Introduction: Burst wave lithotripsy is an experimental technology to noninvasively fragment kidney stones with focused bursts of ultrasound (US). This study evaluated the safety and effectiveness of specific lithotripsy parameters in a porcine model of nephrolithiasis. Methods: A 6- to 7-mm human kidney stone was surgically implanted in each kidney of three pigs. A burst wave lithotripsy US transducer with an inline US imager was coupled to the flank and the lithotripter focus was aligned with the stone. Each stone was exposed to burst wave lithotripsy at 6.5 to 7 MPa focal pressure for 30 minutes under real-time image guidance. After treatment, the kidneys were removed for gross, histologic, and MRI assessment. Stone fragments were retrieved from the kidney to determine the mass comminuted to pieces <2 mm. Results: On average, 87% of the stone mass was reduced to fragments <2 mm. In three of five treatments, stones were completely comminuted to <2-mm fragments. In two of five treatments, stones were partially disintegrated, but larger fragments remained. One stone was not treated because no suitable acoustic window was identified. No injury was detected through gross, histologic, or MRI examination in the parenchymal tissue, although petechial damage and surface erosion were identified on the urothelium of the collecting system limited to the area around the stone. Conclusion: Burst wave lithotripsy can consistently produce stone fragments small enough to spontaneously pass by transcutaneous administration of US pulses. The data suggest that such exposures produce minimal injury to the kidney and urinary tract.
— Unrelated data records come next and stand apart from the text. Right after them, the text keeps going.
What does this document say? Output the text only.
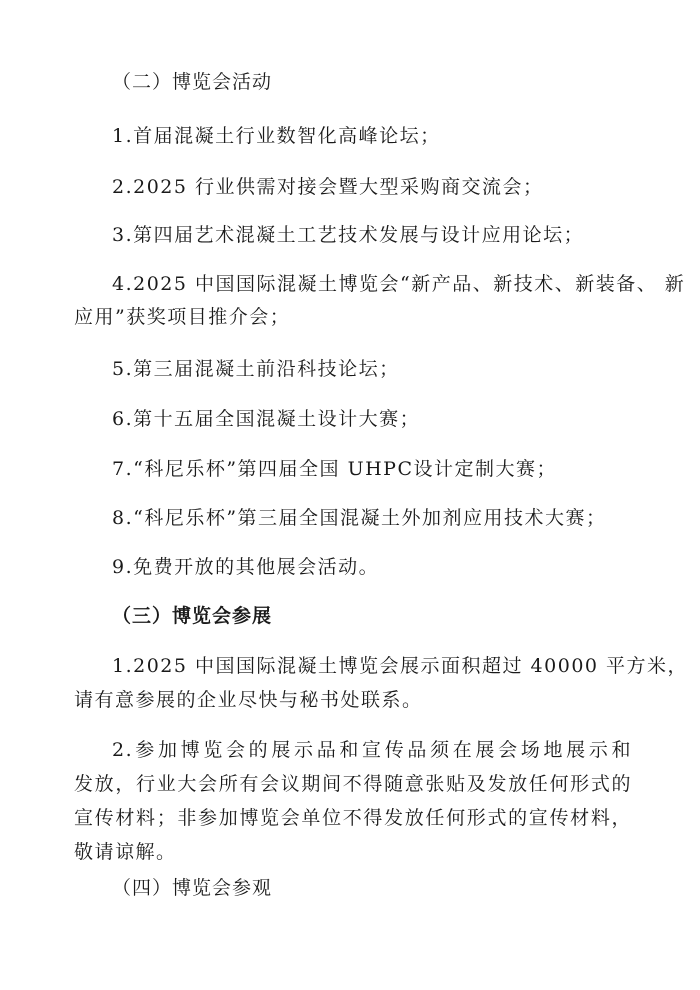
（二）博览会活动
1.首届混凝土行业数智化高峰论坛；
2.2025 行业供需对接会暨大型采购商交流会；
3.第四届艺术混凝土工艺技术发展与设计应用论坛；
4.2025 中国国际混凝土博览会“新产品、新技术、新装备、 新
应用”获奖项目推介会；
5.第三届混凝土前沿科技论坛；
6.第十五届全国混凝土设计大赛；
7.“科尼乐杯”第四届全国 UHPC设计定制大赛；
8.“科尼乐杯”第三届全国混凝土外加剂应用技术大赛；
9.免费开放的其他展会活动。
（三）博览会参展
1.2025 中国国际混凝土博览会展示面积超过 40000 平方米，
请有意参展的企业尽快与秘书处联系。
2.参加博览会的展示品和宣传品须在展会场地展示和
发放，行业大会所有会议期间不得随意张贴及发放任何形式的
宣传材料；非参加博览会单位不得发放任何形式的宣传材料，
敬请谅解。
（四）博览会参观
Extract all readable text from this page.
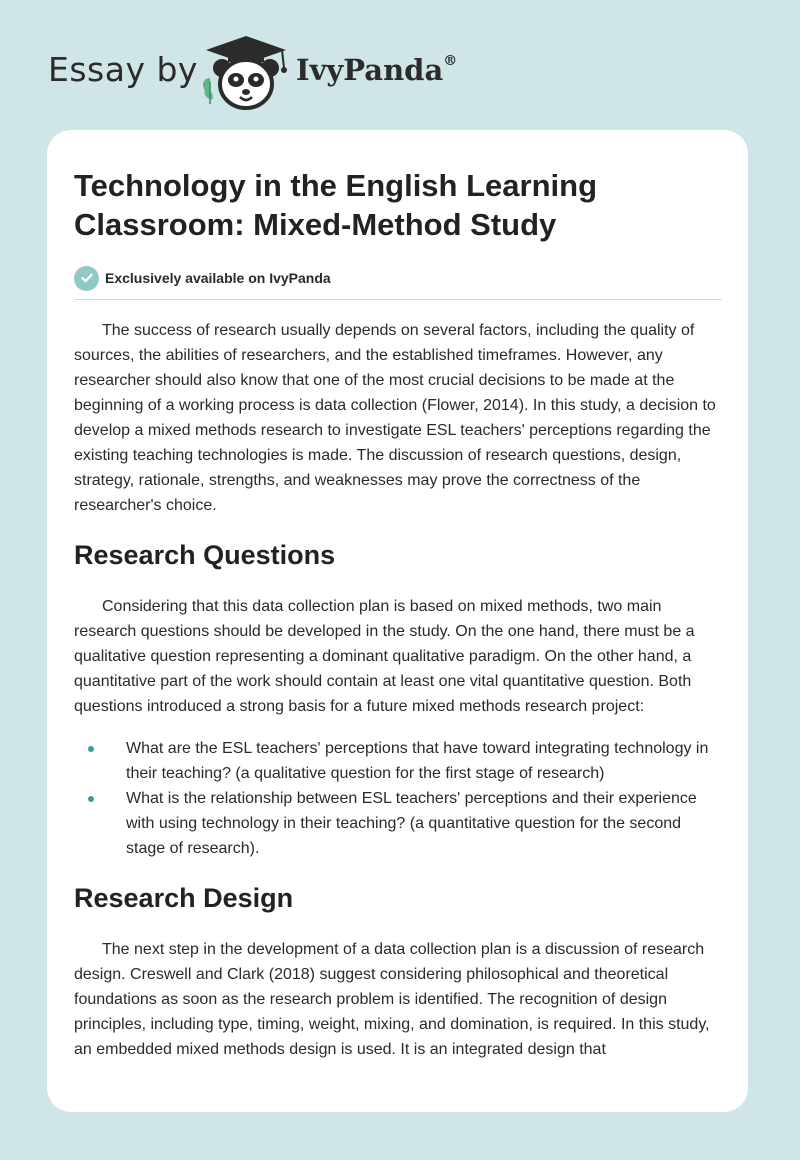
Essay by	IvyPanda®
Technology in the English Learning Classroom: Mixed-Method Study
Exclusively available on IvyPanda

The success of research usually depends on several factors, including the quality of sources, the abilities of researchers, and the established timeframes. However, any researcher should also know that one of the most crucial decisions to be made at the beginning of a working process is data collection (Flower, 2014). In this study, a decision to develop a mixed methods research to investigate ESL teachers' perceptions regarding the existing teaching technologies is made. The discussion of research questions, design, strategy, rationale, strengths, and weaknesses may prove the correctness of the researcher's choice.

Research Questions

Considering that this data collection plan is based on mixed methods, two main research questions should be developed in the study. On the one hand, there must be a qualitative question representing a dominant qualitative paradigm. On the other hand, a quantitative part of the work should contain at least one vital quantitative question. Both questions introduced a strong basis for a future mixed methods research project:

What are the ESL teachers' perceptions that have toward integrating technology in their teaching? (a qualitative question for the first stage of research)
What is the relationship between ESL teachers' perceptions and their experience with using technology in their teaching? (a quantitative question for the second stage of research).
Research Design

The next step in the development of a data collection plan is a discussion of research design. Creswell and Clark (2018) suggest considering philosophical and theoretical foundations as soon as the research problem is identified. The recognition of design principles, including type, timing, weight, mixing, and domination, is required. In this study, an embedded mixed methods design is used. It is an integrated design that
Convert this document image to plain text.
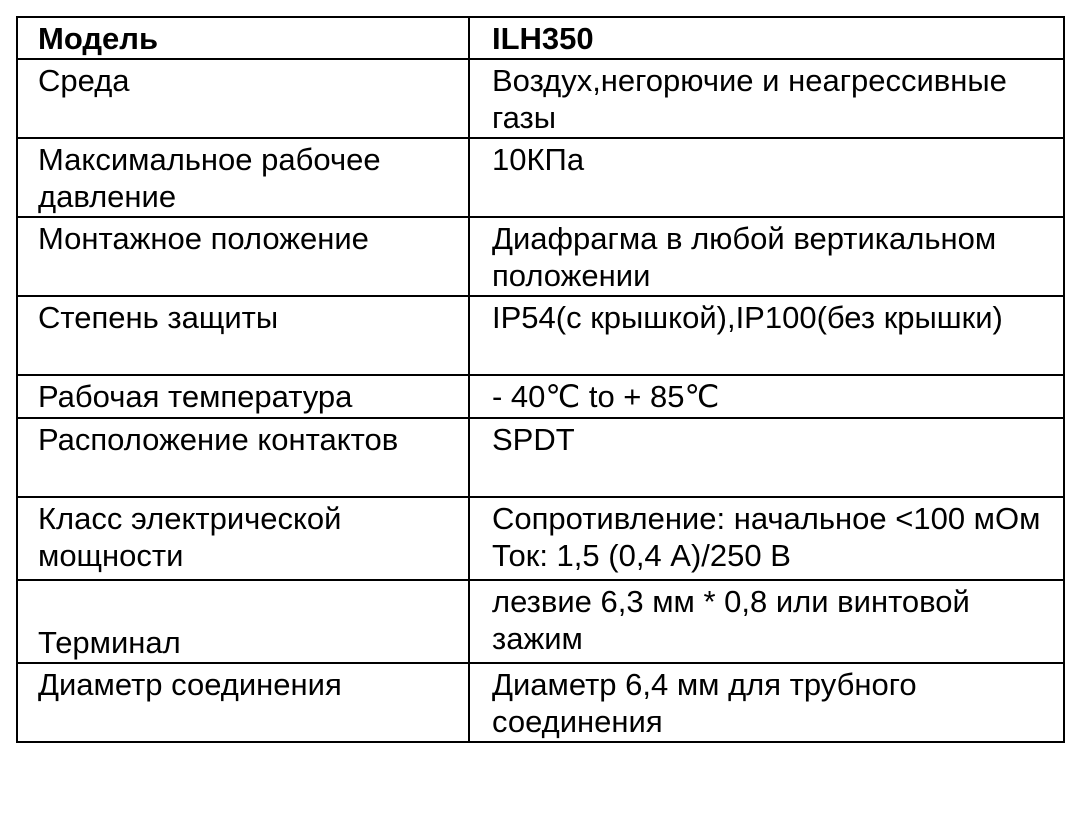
Модель	ILH350
Среда	Воздух,негорючие и неагрессивные газы
Максимальное рабочее давление	10КПа
Монтажное положение	Диафрагма в любой вертикальном положении
Степень защиты	IP54(с крышкой),IP100(без крышки)
Рабочая температура	- 40℃ to + 85℃
Расположение контактов	SPDT
Класс электрической мощности	Сопротивление: начальное <100 мОм Ток: 1,5 (0,4 А)/250 В
Терминал	лезвие 6,3 мм * 0,8 или винтовой зажим
Диаметр соединения	Диаметр 6,4 мм для трубного соединения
Detection and Evaluation of Renal Injury in Burst Wave Lithotripsy Using Ultrasound and Magnetic Resonance Imaging

PURPOSE

Burst wave lithotripsy (BWL) is a transcutaneous technique with potential to safely and effectively fragment renal stones. Preclinical investigations of BWL require the assessment of potential renal injury. This study evaluates the capabilities of real-time ultrasound and MRI to detect and evaluate BWL injury that was induced in porcine kidneys.

MATERIALS AND METHODS

Ten kidneys from five female farm pigs were treated with either a 170 or 335 kHz BWL transducer using variable treatment parameters and monitored in real-time with ultrasound. Eight kidneys were perfusion fixed and scanned with a 3-Tesla MRI scanner (T1-weighted, T2-weighted, and susceptibility-weighted imaging), followed by processing via an established histomorphometric technique for injury quantification. In addition, two kidneys were separately evaluated for histologic characterization of injury quality.

RESULTS

Observed B-mode hyperechoes on ultrasound consistent with cavitation predicted the presence of BWL-induced renal injury with a sensitivity and specificity of 100% in comparison to the histomorphometric technique. Similarly, MRI detected renal injury with a sensitivity of 90% and specificity of 100% and was able to identify the scale of lesion volumes. The injuries purposefully generated with BWL were histologically similar to those formed by shock wave lithotripsy.

CONCLUSIONS

BWL-induced renal injury can be detected with a high degree of sensitivity and specificity by real-time ultrasound and post-treatment ex vivo MRI. No injury occurred in this study without cavitation detected on ultrasound. Such capabilities for injury detection and lesion volume quantification on MRI can be used for preclinical testing of BWL.